The key to manifestation is to go to the reality where fulfillment already exists even before you see the evidence in the realm of the five senses. This is the technique that makes all visionaries, inventors, and creators successful. The invention is already real to them in their mind or imagination, and they bring it to life. The genius scientist Nikola Tesla recounted that all of the ideas for his world-changing inventions came to him in mystical flashes of insight. He found entrée to the mansion where they already lived, and then fleshed them out in the world. Steven Spielberg said, “Once a month the sky falls on my head, I come to and I see another movie I want to make.” The movie is already a reality. Spielberg’s job as director is to deliver it to the world.

You, too, have access to fabulously creative and successful ideas that can and will change your life and the world. They are already real and in a particular reality, already accomplished. You may not affect the world like Tesla or Spielberg, but you have your own sphere of influence it is your destiny to touch. Mothers, waitresses, and van drivers sometimes bring more blessing and healing to the world in their own quiet ways than moguls who move lots of money and people around, but are devoid of happiness.

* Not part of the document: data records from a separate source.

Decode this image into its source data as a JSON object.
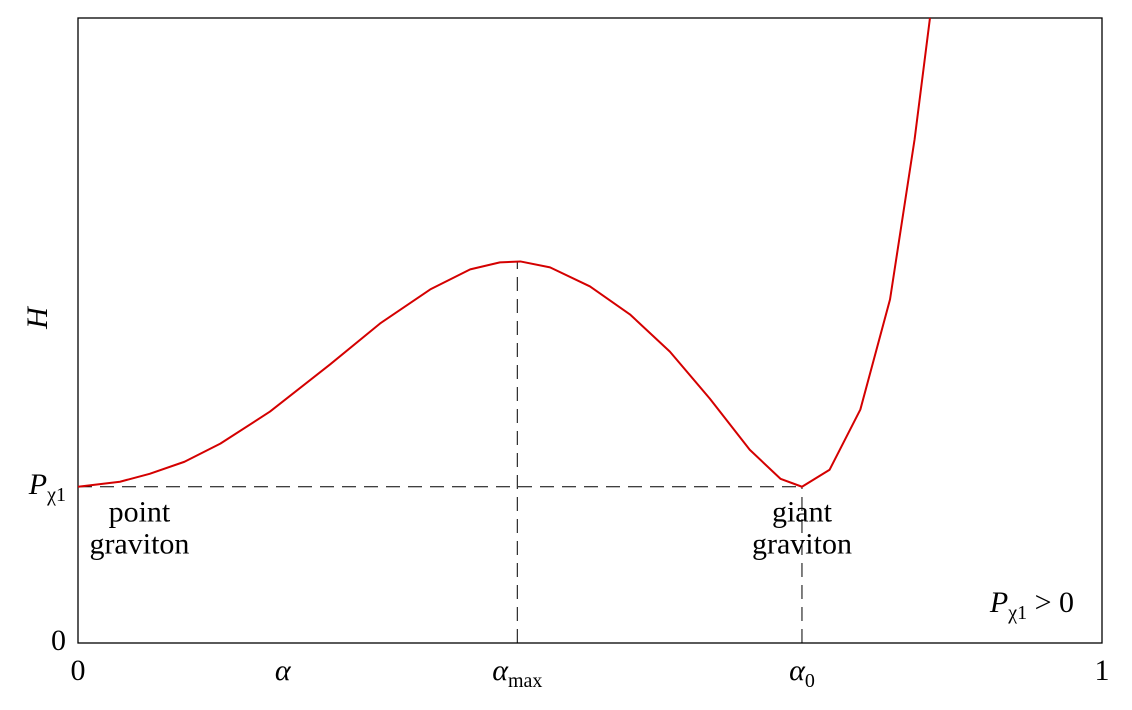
{
  "chart_data": {
    "type": "line",
    "y_label": "H",
    "x_label": "α",
    "note": "Pχ1 > 0",
    "annotations": [
      [
        "point",
        "graviton"
      ],
      [
        "giant",
        "graviton"
      ]
    ],
    "x": [
      0,
      0.041,
      0.07,
      0.104,
      0.139,
      0.1875,
      0.246,
      0.295,
      0.344,
      0.383,
      0.412,
      0.432,
      0.461,
      0.5,
      0.539,
      0.578,
      0.617,
      0.656,
      0.686,
      0.707,
      0.734,
      0.764,
      0.793,
      0.817,
      0.832
    ],
    "series": [
      {
        "color": "#d40000",
        "values": [
          1,
          1.032,
          1.083,
          1.16,
          1.276,
          1.481,
          1.782,
          2.045,
          2.263,
          2.391,
          2.436,
          2.442,
          2.404,
          2.282,
          2.103,
          1.865,
          1.564,
          1.237,
          1.051,
          1.0,
          1.109,
          1.494,
          2.199,
          3.224,
          4.0
        ]
      }
    ],
    "xlim": [
      0,
      1
    ],
    "ylim": [
      0,
      4
    ],
    "xticks": [
      0,
      {
        "value": 0.429,
        "label": "αmax"
      },
      {
        "value": 0.707,
        "label": "α0"
      },
      1
    ],
    "yticks": [
      0,
      {
        "value": 1,
        "label": "Pχ1"
      }
    ]
  }
}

This holiday season you can get Santa to deliver. Sure, you can manifest stuff, but why not manifest the most valuable present of all: inner peace. When you are at peace with yourself, you bring healing to everyone you meet. Peace is not something you import from the outside. It is an inner state that you claim. Sort of like writing yourself a love letter from the universe and then discovering the CEO has already signed it.